Court documents show that in 2010, Laura Barlow, a GRG executive, asked colleagues to write a letter to the agency, to be reviewed by Derek Sach, the GRG boss, to “put on record the impact of their process on our normal commercial negotiations and implementation of our strategy”.
Mr Morley claims the agency was “in charge not just of the overall strategy of RBS GRG but also of decision-making on a day-to-day basis”, the documents show. He also claims the Treasury’s response to his pre-action letter to them suggested “they appear to be adopting the position that the APS [asset protection scheme] could be properly be operated on the basis that the bank had to subordinate good practice to its will”.
Behind the story
For some, the idea that the government has to share blame for RBS’s mistreatment of thousands of companies is one for the conspiracy theorists (James Hurley writes).
However, a careful reading of what is already in the public domain at the Asset Protection Agency, the division of the Treasury that insured RBS’s toxic loans, does raise awkward questions. The bank may have escaped formal action over the activities of its Global Restructuring Group, but in the court of public opinion it has been tarred and feathered for the unit’s aggressive handling of small and medium-sized companies.

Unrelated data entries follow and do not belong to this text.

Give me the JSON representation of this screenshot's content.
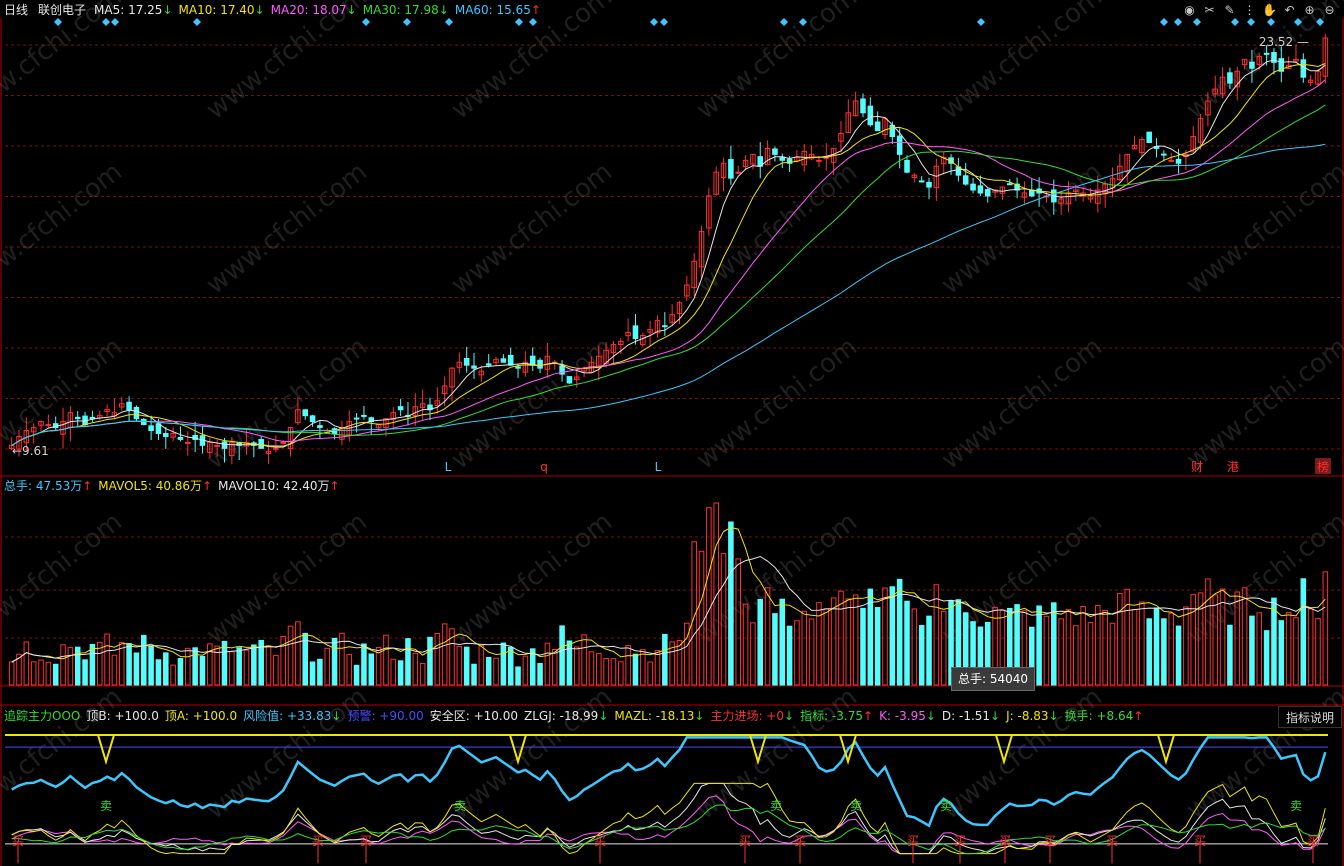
{
  "header": {
    "period": "日线",
    "stock_name": "联创电子",
    "ma": [
      {
        "label": "MA5: 17.25",
        "arrow": "↓",
        "color": "#e6e6e6"
      },
      {
        "label": "MA10: 17.40",
        "arrow": "↓",
        "color": "#f2e600"
      },
      {
        "label": "MA20: 18.07",
        "arrow": "↓",
        "color": "#ff5cff"
      },
      {
        "label": "MA30: 17.98",
        "arrow": "↓",
        "color": "#33dd33"
      },
      {
        "label": "MA60: 15.65",
        "arrow": "↑",
        "color": "#3cc8ff"
      }
    ]
  },
  "toolbar": {
    "icons": [
      "eye-icon",
      "scissors-icon",
      "draw-icon",
      "signal-icon",
      "hand-icon",
      "back-icon",
      "zoom-in-icon",
      "zoom-out-icon"
    ],
    "glyphs": [
      "◉",
      "✂",
      "✎",
      "⋮",
      "✋",
      "↶",
      "⊕",
      "⊖"
    ]
  },
  "price_panel": {
    "high_label": "23.52",
    "low_label": "9.61",
    "marks": [
      {
        "text": "L",
        "color": "#3cc8ff"
      },
      {
        "text": "q",
        "color": "#ff3030"
      },
      {
        "text": "L",
        "color": "#3cc8ff"
      },
      {
        "text": "财",
        "color": "#ff3030"
      },
      {
        "text": "港",
        "color": "#ff3030"
      },
      {
        "text": "榜",
        "color": "#ff3030"
      }
    ]
  },
  "volume_panel": {
    "legend": [
      {
        "label": "总手: 47.53万",
        "arrow": "↑",
        "color": "#3cc8ff"
      },
      {
        "label": "MAVOL5: 40.86万",
        "arrow": "↑",
        "color": "#f2e600"
      },
      {
        "label": "MAVOL10: 42.40万",
        "arrow": "↑",
        "color": "#e6e6e6"
      }
    ],
    "tooltip": "总手: 54040"
  },
  "indicator_panel": {
    "legend": [
      {
        "label": "追踪主力OOO",
        "color": "#33dd33"
      },
      {
        "label": "顶B: +100.0",
        "color": "#e6e6e6"
      },
      {
        "label": "顶A: +100.0",
        "color": "#f2e600"
      },
      {
        "label": "风险值: +33.83",
        "arrow": "↓",
        "color": "#3cc8ff"
      },
      {
        "label": "预警: +90.00",
        "color": "#4a4aff"
      },
      {
        "label": "安全区: +10.00",
        "color": "#e6e6e6"
      },
      {
        "label": "ZLGJ: -18.99",
        "arrow": "↓",
        "color": "#e6e6e6"
      },
      {
        "label": "MAZL: -18.13",
        "arrow": "↓",
        "color": "#f2e600"
      },
      {
        "label": "主力进场: +0",
        "arrow": "↓",
        "color": "#ff3030"
      },
      {
        "label": "指标: -3.75",
        "arrow": "↑",
        "color": "#33dd33"
      },
      {
        "label": "K: -3.95",
        "arrow": "↓",
        "color": "#ff5cff"
      },
      {
        "label": "D: -1.51",
        "arrow": "↓",
        "color": "#e6e6e6"
      },
      {
        "label": "J: -8.83",
        "arrow": "↓",
        "color": "#f2e600"
      },
      {
        "label": "换手: +8.64",
        "arrow": "↑",
        "color": "#33dd33"
      }
    ],
    "help_button": "指标说明",
    "buy_label": "买",
    "sell_label": "卖",
    "watermark": "www.cfchi.com"
  },
  "colors": {
    "up": "#ff3030",
    "down": "#54fcfc",
    "grid": "#7a1010",
    "border": "#b00000"
  },
  "chart_data": {
    "type": "candlestick",
    "period": "daily",
    "price_range": [
      9.61,
      23.52
    ],
    "volume_unit": "万手",
    "closes": [
      9.8,
      10.1,
      10.3,
      10.4,
      10.6,
      10.5,
      10.4,
      10.6,
      10.9,
      10.7,
      10.5,
      10.7,
      10.8,
      11.0,
      10.9,
      11.2,
      11.0,
      10.7,
      10.5,
      10.3,
      10.2,
      10.1,
      10.2,
      10.0,
      9.9,
      10.0,
      9.8,
      9.9,
      9.8,
      9.7,
      9.9,
      9.8,
      9.9,
      9.8,
      9.7,
      9.6,
      9.7,
      9.9,
      10.4,
      11.0,
      10.8,
      10.6,
      10.4,
      10.3,
      10.2,
      10.4,
      10.6,
      10.7,
      10.8,
      10.6,
      10.5,
      10.7,
      10.9,
      11.0,
      10.8,
      11.1,
      11.2,
      11.0,
      11.3,
      11.8,
      12.4,
      12.6,
      12.5,
      12.4,
      12.3,
      12.5,
      12.7,
      12.6,
      12.5,
      12.4,
      12.6,
      12.5,
      12.4,
      12.8,
      12.6,
      12.2,
      11.9,
      12.1,
      12.4,
      12.6,
      12.8,
      13.0,
      13.2,
      13.3,
      13.6,
      13.4,
      13.5,
      13.7,
      14.0,
      13.8,
      14.2,
      14.6,
      15.2,
      16.0,
      17.0,
      18.2,
      19.0,
      19.3,
      18.8,
      19.0,
      19.4,
      19.6,
      19.2,
      19.8,
      19.6,
      19.4,
      19.3,
      19.5,
      19.7,
      19.6,
      19.4,
      19.5,
      19.8,
      20.3,
      21.0,
      21.4,
      21.0,
      20.6,
      20.4,
      20.8,
      20.2,
      19.6,
      19.0,
      18.9,
      18.7,
      18.5,
      19.2,
      19.5,
      19.3,
      18.9,
      18.6,
      18.4,
      18.3,
      18.2,
      18.4,
      18.5,
      18.6,
      18.4,
      18.3,
      18.2,
      18.3,
      18.2,
      18.0,
      18.1,
      18.3,
      18.4,
      18.3,
      18.2,
      18.4,
      18.6,
      18.8,
      19.2,
      19.6,
      19.9,
      20.1,
      20.0,
      19.8,
      19.6,
      19.4,
      19.3,
      19.6,
      20.2,
      20.8,
      21.4,
      21.8,
      22.2,
      22.0,
      22.4,
      22.8,
      22.5,
      22.9,
      23.0,
      22.7,
      22.4,
      22.6,
      22.8,
      22.2,
      22.1,
      22.4,
      23.52
    ],
    "series": [
      {
        "name": "MA5",
        "current": 17.25
      },
      {
        "name": "MA10",
        "current": 17.4
      },
      {
        "name": "MA20",
        "current": 18.07
      },
      {
        "name": "MA30",
        "current": 17.98
      },
      {
        "name": "MA60",
        "current": 15.65
      },
      {
        "name": "总手",
        "current": 47.53
      },
      {
        "name": "MAVOL5",
        "current": 40.86
      },
      {
        "name": "MAVOL10",
        "current": 42.4
      }
    ]
  }
}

What if at least some of that conduct took place under significant duress from the government? It’s not as fanciful as it sounds. The agency covered about 60 per cent, or £40 billion worth, of the debt in GRG, including a significant (and possibly higher) proportion of loans to small and medium-sized companies.
In an overlooked aspect of his exchange with the treasury committee in 2014, Derek Sach, the architect of GRG, said it was “absolutely right” that it could be in the bank’s interests to destroy a customer to improve its balance sheet.
Mr Sach said that the agency was “always pushing us to go for more foreclosure for exactly that reason” but he had “robustly resisted” this pressure. Yet the agency’s own documents call into question to what extent GRG could resist. For assets it covered, the bank needed the agency’s permission to release security, sell or transfer assets or amend, replace or terminate any hedging products tied to a loan.
There was an expectation that RBS would treat customers in a way “consistent with good industry practice” but this was ultimately subordinate to agency objectives, according to its annual reports.
RBS is understood to believe the outcome was fair and proper. In 2010, Mr Morley repaid some debt in return for keeping a portion of his portfolio.
A Treasury spokesman said the government would not comment on litigation to which it was not a party.